Death reigned from Adam to Moses, even over those whose sins were not like the transgression of Adam, who was a type of the one who was to come.  (Rom 5:14)

Thus it is written, “The first man Adam became a living soul”; the last Adam became a life-giving spirit.  (1 Cor 15:45)


Many figures, themes, and events contained in the Old Testament point to someone or something that appears in the New Testament.  These typologies, or “types,” illustrate how, in the words of St. Augustine, “The New Testament lies hidden in the Old and the Old Testament is unveiled in the New”  (Quæst. in Hept., 2, 73: PL 34, 623; cf. DV 16).  This has been recognized since the beginning of the Church  (cf. 1 Cor 10:6, 11; Heb 10:1; 1 Pt 3:21).

Sacred Scripture comprises two testaments, but it is all one act of Divine Revelation, one Word of God.  The Old and New Testaments possess a unity in their sweeping narrative of salvation history and the richness of God’s deepening self-Revelation to man, a Revelation that culminates and is completed in Jesus Christ, who is the fullness of God’s Revelation.  This unity between the testaments is made most evident through typology, i.e., those persons and events in the Old Testament (types) that prefigure Christ and his salvific mission in the New Testament (antitypes).

In the story of the disciples on the road to Emmaus (cf.
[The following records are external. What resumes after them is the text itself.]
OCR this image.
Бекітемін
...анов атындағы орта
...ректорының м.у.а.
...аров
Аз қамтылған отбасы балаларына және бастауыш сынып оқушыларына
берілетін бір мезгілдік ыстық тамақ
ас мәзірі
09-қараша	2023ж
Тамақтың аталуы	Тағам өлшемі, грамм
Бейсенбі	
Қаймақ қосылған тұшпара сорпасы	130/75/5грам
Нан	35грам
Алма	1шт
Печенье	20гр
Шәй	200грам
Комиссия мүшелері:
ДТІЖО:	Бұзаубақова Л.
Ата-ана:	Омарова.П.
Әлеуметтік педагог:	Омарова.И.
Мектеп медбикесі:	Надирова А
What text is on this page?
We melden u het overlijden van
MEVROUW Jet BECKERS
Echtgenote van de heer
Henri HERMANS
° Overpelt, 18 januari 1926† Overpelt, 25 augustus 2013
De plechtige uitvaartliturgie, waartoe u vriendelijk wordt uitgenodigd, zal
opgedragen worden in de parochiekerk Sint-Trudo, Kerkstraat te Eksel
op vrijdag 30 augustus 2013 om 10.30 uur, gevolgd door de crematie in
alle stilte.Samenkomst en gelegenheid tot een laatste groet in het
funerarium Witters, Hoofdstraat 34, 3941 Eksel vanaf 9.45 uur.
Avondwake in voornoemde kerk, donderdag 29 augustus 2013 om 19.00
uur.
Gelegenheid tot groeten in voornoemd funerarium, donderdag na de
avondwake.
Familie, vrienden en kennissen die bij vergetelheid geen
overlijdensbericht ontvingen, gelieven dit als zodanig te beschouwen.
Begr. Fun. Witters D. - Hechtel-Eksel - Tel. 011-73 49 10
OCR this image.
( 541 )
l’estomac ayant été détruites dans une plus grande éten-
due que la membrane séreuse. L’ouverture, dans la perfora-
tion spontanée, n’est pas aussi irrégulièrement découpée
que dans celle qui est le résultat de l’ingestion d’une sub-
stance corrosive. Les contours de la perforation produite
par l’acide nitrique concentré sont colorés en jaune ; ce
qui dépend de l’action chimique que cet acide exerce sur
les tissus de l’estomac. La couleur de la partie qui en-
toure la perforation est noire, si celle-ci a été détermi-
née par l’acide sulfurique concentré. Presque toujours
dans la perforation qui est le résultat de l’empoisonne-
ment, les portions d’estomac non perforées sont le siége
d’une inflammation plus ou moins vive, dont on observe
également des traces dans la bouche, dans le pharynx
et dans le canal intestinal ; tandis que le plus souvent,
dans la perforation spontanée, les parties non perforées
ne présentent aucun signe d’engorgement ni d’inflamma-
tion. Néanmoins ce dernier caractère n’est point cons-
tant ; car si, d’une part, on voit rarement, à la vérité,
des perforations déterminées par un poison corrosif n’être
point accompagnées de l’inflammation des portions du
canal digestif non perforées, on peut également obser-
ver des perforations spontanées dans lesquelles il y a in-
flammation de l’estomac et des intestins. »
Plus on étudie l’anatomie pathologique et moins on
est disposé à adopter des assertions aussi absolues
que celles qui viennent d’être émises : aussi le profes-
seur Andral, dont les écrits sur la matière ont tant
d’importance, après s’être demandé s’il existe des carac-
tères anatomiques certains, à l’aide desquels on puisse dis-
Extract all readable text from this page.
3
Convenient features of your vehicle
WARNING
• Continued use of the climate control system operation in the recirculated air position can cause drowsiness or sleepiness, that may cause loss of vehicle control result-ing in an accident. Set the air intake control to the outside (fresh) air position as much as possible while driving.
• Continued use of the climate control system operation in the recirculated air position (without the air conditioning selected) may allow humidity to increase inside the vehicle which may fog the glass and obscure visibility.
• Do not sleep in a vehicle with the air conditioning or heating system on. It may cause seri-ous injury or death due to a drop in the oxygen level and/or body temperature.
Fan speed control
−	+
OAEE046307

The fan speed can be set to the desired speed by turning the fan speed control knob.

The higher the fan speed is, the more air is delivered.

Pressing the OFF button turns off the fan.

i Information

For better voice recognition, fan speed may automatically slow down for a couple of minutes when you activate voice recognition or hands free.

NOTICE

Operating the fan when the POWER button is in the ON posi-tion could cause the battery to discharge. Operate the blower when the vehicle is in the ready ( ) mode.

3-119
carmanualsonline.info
Lk 24:13-35), the disciples did not understand these typologies except in retrospect, when Christ explained how his life, Death, and Resurrection fulfilled the Old Covenant.  It is yet one more way that “God may be everything to everyone” (1 Cor 15:28).  As Christians, we read the Old Testament in light of the New Testament, with its Gospel accounts of the Death and Resurrection of Christ.  Even so, the Old Testament has a value all its own: it is the Revelation of God ultimately fulfilled in Christ. (Cf. CCC 129)

What do we mean when we say, for example, that Adam is a “type” of Christ?

It is through typology that St. Paul sees Adam as a prefiguration of particular aspects of Christ, who is the first man of the New Creation.  Even the snake raised up on a staff by Moses to heal the people is seen as a type of Christ (cf. Jn 3:14).  There are various links to the Sacraments  and other New Testament realities as well; for example, it is through typology that scholars and Church Fathers often find Old Testament references to water that prefigure Baptism.

The Catechism addresses this question in paragraphs 128-130.